Published on October 31, 2013 by kerryc
The dictionary defines the term Achilles heel as "a seemingly small but actually crucial weakness." And Achilles heel is exactly what we have when we think of image-based documents in Content Repositories. How do you search for something, which by definition is non-searchable? Businesses have invested heavily in document management systems as well as in search technology to ensure complete access to all documents, at all times. Despite this investment, up to 20% of documents in a Content Repository may be non-searchable and therefore “invisible” to search technology.

The risks are great

Failure to produce documents on demand impacts the bottom line, workplace efficiency, regulatory compliance, productivity and exposes a firm to unnecessary risks, which can lead to sanctions, dismissal of claims, ultimate loss of case as well as undermining a firm's reputation.

The sources are many

Image-based files such as faxes, image PDFs and scanned documents often get profiled into Content Repositories through a variety of workflow loopholes; email attachments, legacy documents, mobile technology, documents ingested from acquisitions and imported litigation files.
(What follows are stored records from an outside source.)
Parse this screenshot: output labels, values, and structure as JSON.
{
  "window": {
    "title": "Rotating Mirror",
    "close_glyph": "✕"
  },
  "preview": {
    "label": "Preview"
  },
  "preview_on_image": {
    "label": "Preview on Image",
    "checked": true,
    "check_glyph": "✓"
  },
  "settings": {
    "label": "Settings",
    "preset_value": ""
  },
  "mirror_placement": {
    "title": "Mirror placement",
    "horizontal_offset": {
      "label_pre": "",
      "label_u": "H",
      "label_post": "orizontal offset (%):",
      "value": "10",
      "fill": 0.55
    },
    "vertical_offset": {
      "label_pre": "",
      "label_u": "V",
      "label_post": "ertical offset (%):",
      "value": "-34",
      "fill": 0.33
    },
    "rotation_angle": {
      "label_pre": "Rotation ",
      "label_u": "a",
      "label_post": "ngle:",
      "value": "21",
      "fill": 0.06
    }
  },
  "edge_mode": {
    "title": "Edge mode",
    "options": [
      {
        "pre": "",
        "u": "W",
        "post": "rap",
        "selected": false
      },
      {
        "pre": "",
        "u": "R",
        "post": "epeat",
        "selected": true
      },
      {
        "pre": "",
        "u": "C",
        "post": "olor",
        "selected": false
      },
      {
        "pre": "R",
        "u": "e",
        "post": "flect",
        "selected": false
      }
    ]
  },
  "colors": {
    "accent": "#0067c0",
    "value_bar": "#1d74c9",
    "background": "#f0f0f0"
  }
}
These image-based documents are “invisible” to search as there is no text to search.

The solution is simple

contentCrawler is an integrated analysis, processing and reporting framework designed to look deep into a document management or MS Windows file system for image-based documents, even ones within email attachments. After its analysis, documents that meet the criteria are then converted to text-searchable PDFs. Converting image-based documents to text-searchable PDFs can be an automated end-to-end process or a manual one with built-in “Hold for Review” stages before Convert to PDF and/or Save Back into the DMS. Equally, processing can run in one of two (or both) modes: Convert Backlog or Active Monitoring. Convert Backlog converts all legacy documents to text-searchable PDFs, while Active Monitoring converts documents as soon as they are profiled into the DMS. contentCrawler will not OCR documents that already have a text layer. When the documents are converted to text-searchable PDFs, they are automatically saved as New Versions, Attachments or Related Documents in the DMS. These documents are now text-searchable and ready to be found by your DMS search technology.